La cronaca locale nelle scorse settimane ci ha regalato tre notizie molto simili.
La prima
Siamo a Legnano nel 2006. I Nas scoprono un odontotecnico mentre lavora in uno studio odontoiatrico legalmente autorizzato intestato ad un iscritto all’Albo e denunciano sia abusivo che il titolare dello studio. L’odontotecnico ammette la colpa e patteggia la solita ridicola sanzione, il dentista preferisce andare in tribunale. E a quanto pare fa bene perché il giudice lo assolve accogliendo la tesi della difesa che sosteneva che l’odontotecnico abusiveggiava a sua insaputa. Risporta l’articolo pubblicato sul quotidiano Il Giorno il primo ottobre 2009: “il giudice ha rigettato la richiesta di condanna avanzata dal pubblico ministero e avallato quella di assoluzione proposta dall'avvocato della difesa in quando non è stato provato che l'odontoiatra fosse a conoscenza delle attività che l’abusivo svolgeva all'interno dell'ambulatorio in sua assenza”.

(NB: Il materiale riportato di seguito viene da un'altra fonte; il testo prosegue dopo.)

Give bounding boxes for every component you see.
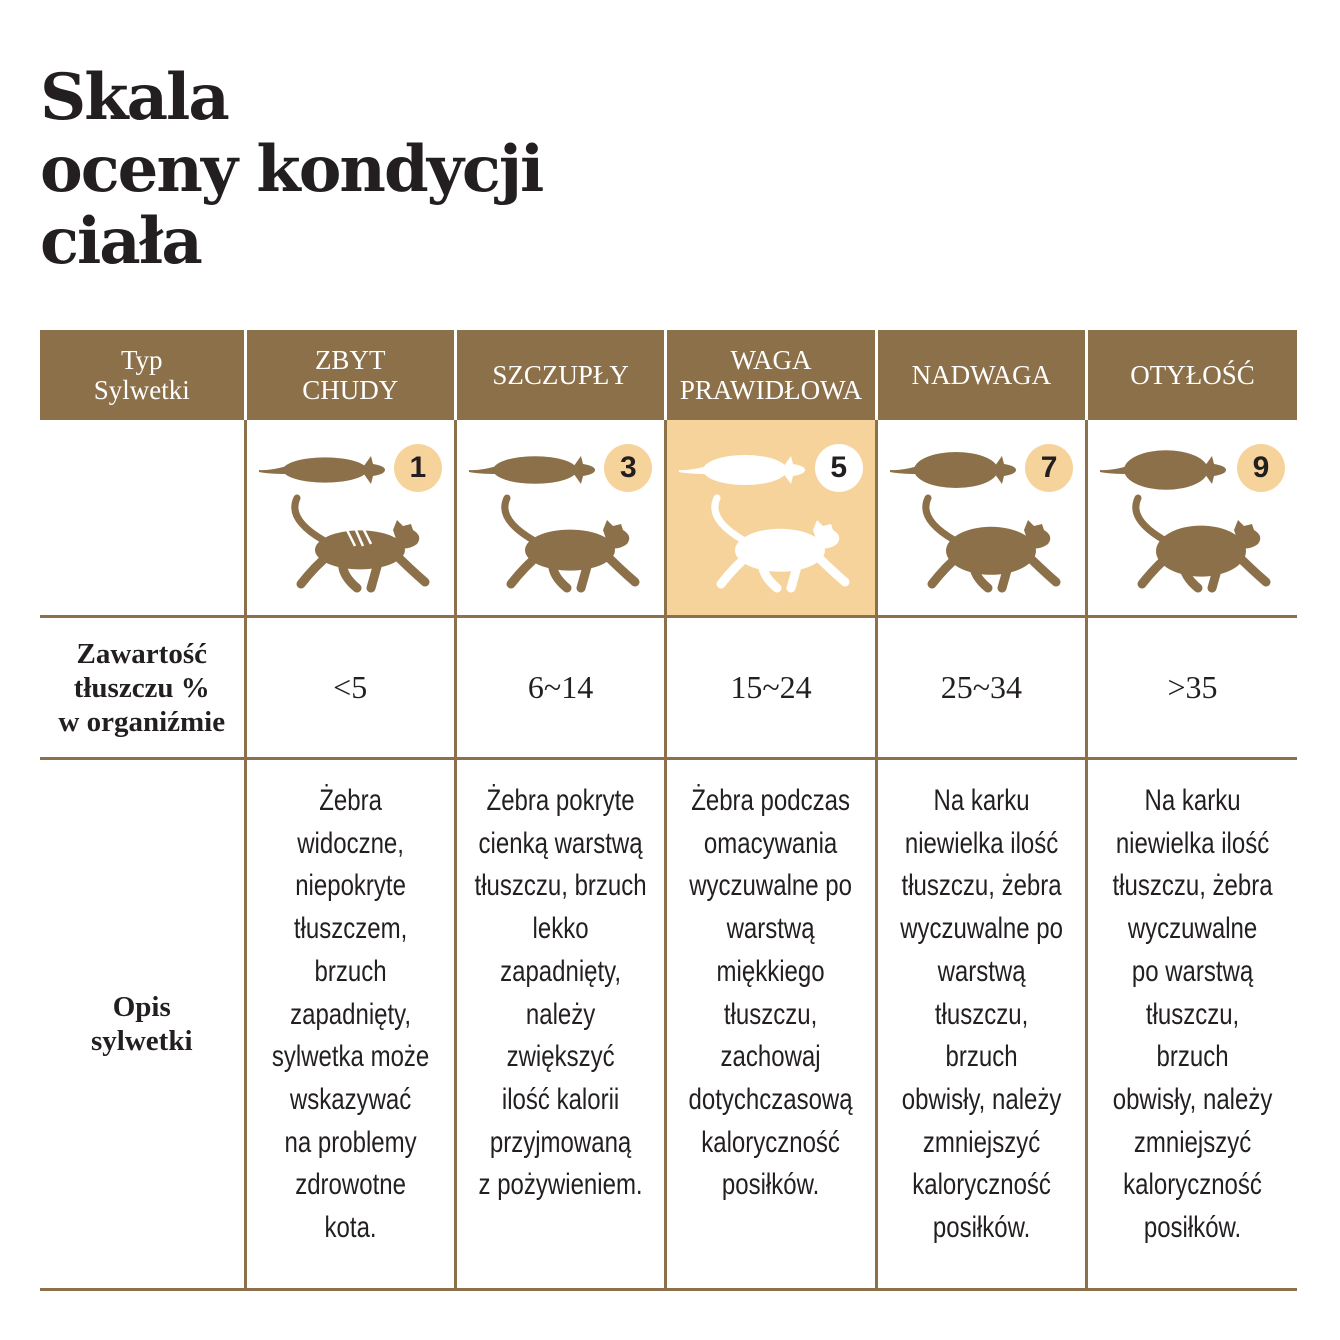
cat-side-view-icon [922, 494, 1061, 593]
silhouettes: 5 [667, 420, 874, 615]
fat-value: >35 [1085, 616, 1297, 760]
description-row: Opis sylwetki Żebra widoczne, niepokryte… [40, 758, 1297, 1291]
description-cell: Na karku niewielka ilość tłuszczu, żebra… [874, 758, 1087, 1291]
cat-top-view-icon [1100, 450, 1227, 490]
silhouettes: 3 [457, 420, 664, 615]
silhouette-row: 1 3 5 7 9 [40, 420, 1297, 618]
fat-row-label: Zawartość tłuszczu % w organiźmie [40, 616, 245, 760]
silhouette-cell: 3 [453, 420, 666, 618]
row-label-header: Typ Sylwetki [40, 330, 245, 420]
cat-top-view-icon [679, 455, 806, 485]
fat-value: 15~24 [664, 616, 877, 760]
score-badge: 9 [1237, 444, 1285, 492]
column-header: OTYŁOŚĆ [1085, 330, 1297, 420]
score-badge: 5 [814, 444, 863, 492]
fat-row: Zawartość tłuszczu % w organiźmie <5 6~1… [40, 616, 1297, 760]
description-cell: Żebra podczas omacywania wyczuwalne po w… [664, 758, 877, 1291]
description-row-label: Opis sylwetki [40, 758, 245, 1291]
cat-side-view-icon [501, 494, 640, 593]
cat-top-view-icon [258, 456, 385, 484]
empty-cell [40, 420, 245, 618]
silhouette-cell: 5 [664, 420, 877, 618]
header-row: Typ Sylwetki ZBYT CHUDY SZCZUPŁY WAGA PR… [40, 330, 1297, 420]
description-cell: Żebra pokryte cienką warstwą tłuszczu, b… [453, 758, 666, 1291]
cat-side-view-icon [1132, 494, 1271, 593]
silhouette-cell: 1 [243, 420, 456, 618]
silhouette-cell: 7 [874, 420, 1087, 618]
silhouettes: 9 [1088, 420, 1297, 615]
silhouettes: 1 [247, 420, 454, 615]
body-condition-table: Typ Sylwetki ZBYT CHUDY SZCZUPŁY WAGA PR… [40, 330, 1297, 1291]
cat-top-view-icon [468, 456, 595, 484]
fat-value: 25~34 [874, 616, 1087, 760]
score-badge: 1 [393, 444, 442, 492]
cat-side-view-icon [711, 494, 850, 593]
page-title: Skala oceny kondycji ciała [40, 60, 544, 279]
column-header: SZCZUPŁY [453, 330, 666, 420]
column-header: WAGA PRAWIDŁOWA [664, 330, 877, 420]
fat-value: <5 [243, 616, 456, 760]
description-cell: Na karku niewielka ilość tłuszczu, żebra… [1085, 758, 1297, 1291]
fat-value: 6~14 [453, 616, 666, 760]
cat-top-view-icon [889, 452, 1016, 488]
score-badge: 3 [604, 444, 653, 492]
description-cell: Żebra widoczne, niepokryte tłuszczem, br… [243, 758, 456, 1291]
score-badge: 7 [1025, 444, 1074, 492]
column-header: NADWAGA [874, 330, 1087, 420]
silhouette-cell: 9 [1085, 420, 1297, 618]
cat-side-view-icon [290, 494, 429, 593]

“A suffragare la tesi difensiva –continua l’articolo- vi è inoltre il fatto che i due fossero soci e l'ambulatorio fosse situato nello stesso palazzo in cui si trovava il laboratorio usato regolarmente dall’odontotecnico per realizzare le protesi che sarebbero poi state impiantate ai pazienti”.
Ricapitolando: il dentista non essendo presente in studio non poteva sapere che l’odontotecnico, suo socio, curava i denti di alcuni pazienti quando lui non c’era.
La seconda
Siamo a Binasco in provincia di Milano. Anche in questo caso tutto comincia nel 2006 quando i Nas, durante il controllo ad un centro odontoiatrico del posto, scoprono un diplomato odontotecnico intento a curare un paziente. Denunciato abusivo e direttore sanitario dello studio.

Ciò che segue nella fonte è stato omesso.